Decidí limpiar zapatos en la Alameda porque quedaba cerca de mi casa y quería hacer dinero para reunirme con mi padre, como fuera. Una noche, cuando regresaba del trabajo, mi tío Mario veía televisión junto a las latas vacías de cerveza que había traído de su tienda, con la luz apagada. Guardé mis cosas y me armé de valor para preguntarle si yo era hijo de Rigo Tovar. Se rió como se ríen los hombres fermentados y me dijo: “con el éxito que tiene entre las mujeres, cualquiera puede ser su hijo, Roberto”. Y eso significó para mí nada más que una -críptica- confirmación.

La XEBJB anunció que pronto iba a dar un concierto al aire libre y gratis -ni siquiera iba a tener que usar mi dinero- en el Río Santa Catarina. Mi papá, el ídolo, iba a estar a sólo algunos kilómetros de mi casa. No pude dormir la noche anterior. No pude comer ese miércoles por la mañana. Planificaba mi día fuera de la escuela sin que mis tíos lo supieran. Caminé por el centro en lugar de ir a clases, cargando mi mochila, viendo por las ventanas de las tiendas de música. Debí haber estado cansado para la hora en que caminé al Río, pero no lo estaba. Estaba lleno de gente. Sentí que nunca había estado tan inundado, ni cuando las aguas con tierra que arrastraban los huracanes corrían por la vena moldeada de Monterrey. Pero cuando eres un niño, un montón de gente es cualquier cosa entre veinte y las quinentas mil almas que esperaban a papá.

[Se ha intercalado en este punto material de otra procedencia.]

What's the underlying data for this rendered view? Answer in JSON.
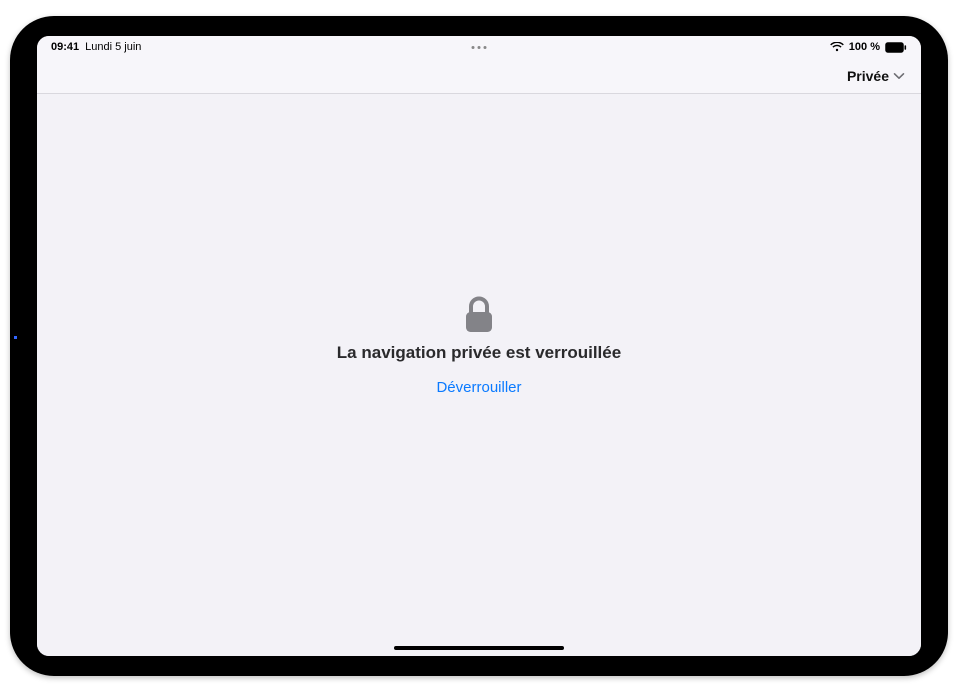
{
  "statusbar": {
    "time": "09:41",
    "date": "Lundi 5 juin",
    "battery_text": "100 %"
  },
  "toolbar": {
    "tabgroup_label": "Privée"
  },
  "main": {
    "locked_title": "La navigation privée est verrouillée",
    "unlock_label": "Déverrouiller"
  },
  "icons": {
    "lock": "lock-icon",
    "chevron": "chevron-down-icon",
    "wifi": "wifi-icon",
    "battery": "battery-icon",
    "multitask": "multitask-dots-icon"
  },
  "colors": {
    "link": "#0a7aff",
    "screen_bg": "#f3f2f7",
    "text": "#2a2a2c",
    "icon_gray": "#838388"
  }
}
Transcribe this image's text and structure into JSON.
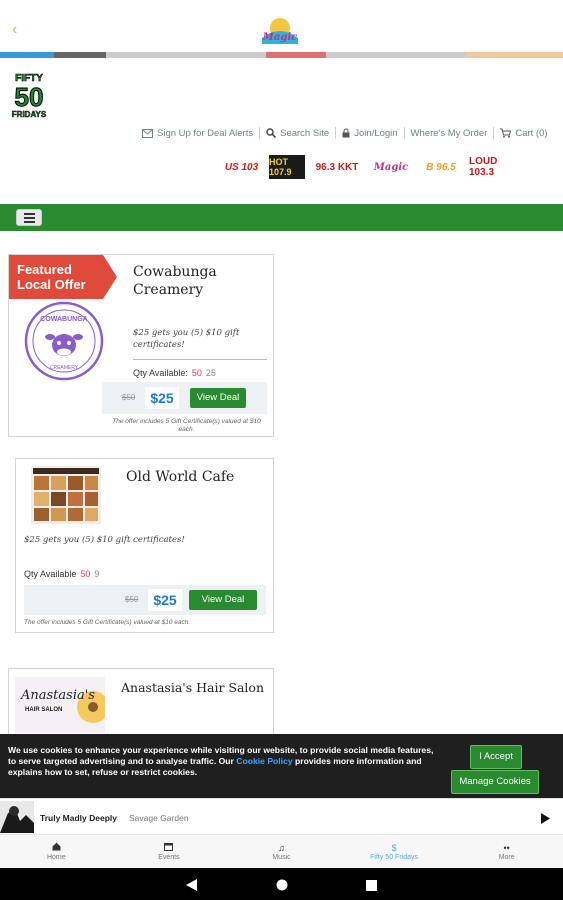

Él se presentó y me abandonó el espíritu. Sentí que caminaba, pero no tenía control sobre algo que estuviera fuera de mi cabeza. Creo que tampoco sobre lo que estaba adentro. Iba hacia adelante y hacia atrás en el mar de gritos, baile, besos, cantos, vendedores ambulantes. Pero no podía decir tampoco que él estaba ahí para mí solo. Todo era confuso.
Se despidió antes de que yo pudiera descifrar cómo llegar al escenario para hablar con él, pedirle que me llevara de viaje con su grupo, que me acompañara a la escuela el día siguiente, que me tomara de la mano, que me enseñara sus instrumentos, que me cargara sobre sus hombros, preguntarle si alguna de sus canciones era para mí. Algo. Cualquier cosa.

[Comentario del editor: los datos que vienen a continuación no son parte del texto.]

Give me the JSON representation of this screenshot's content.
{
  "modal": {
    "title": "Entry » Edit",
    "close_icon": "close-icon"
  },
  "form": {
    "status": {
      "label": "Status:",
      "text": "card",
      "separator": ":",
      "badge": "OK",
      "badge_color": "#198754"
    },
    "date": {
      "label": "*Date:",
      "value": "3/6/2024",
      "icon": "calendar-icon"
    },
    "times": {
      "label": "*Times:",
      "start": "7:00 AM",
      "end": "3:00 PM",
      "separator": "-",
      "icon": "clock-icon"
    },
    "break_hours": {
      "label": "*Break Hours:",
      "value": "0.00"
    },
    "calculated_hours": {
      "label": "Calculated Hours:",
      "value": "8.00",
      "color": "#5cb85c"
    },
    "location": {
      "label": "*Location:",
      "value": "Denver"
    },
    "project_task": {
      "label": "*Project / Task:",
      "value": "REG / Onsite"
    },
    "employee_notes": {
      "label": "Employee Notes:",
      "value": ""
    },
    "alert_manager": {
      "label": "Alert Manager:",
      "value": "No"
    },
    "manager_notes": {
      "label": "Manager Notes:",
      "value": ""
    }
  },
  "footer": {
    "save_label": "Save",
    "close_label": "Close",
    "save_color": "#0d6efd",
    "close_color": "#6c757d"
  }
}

El público empezó a irse, tan rápido como fuera posible, a retomar sus vidas normales, de lunes a viernes. Pero yo me resistía. Estaba cansado, mareado, solo y sin papá. Me dio por llorar en el suelo. Todo lo que veía era sepia, lluvia fría aunque no estuviera lloviendo. Mejor dicho, me llovía por dentro. Perdí noción de mí, tal vez sufriendo de un bajón de azúcar, como les pasa a otros niños a la hora de los honores. Alguien me llevó con un par de policías que patrullaban la zona. Ellos me llevaron a otro lugar. Llamaron a mis tíos, que trajeron a Tony con ellos, y me recogieron un rato más tarde. Con rostros preocupados me entregaron comida y un refresco. Una eternidad pasó en el camino. Nadie dijo una palabra. Llegamos a casa, nos sentamos en la sala y mi tío, muerto de pena, se disculpó por haber alimentado accidentalmente mi sueño.

Claro que Rigo Tovar no era mi padre.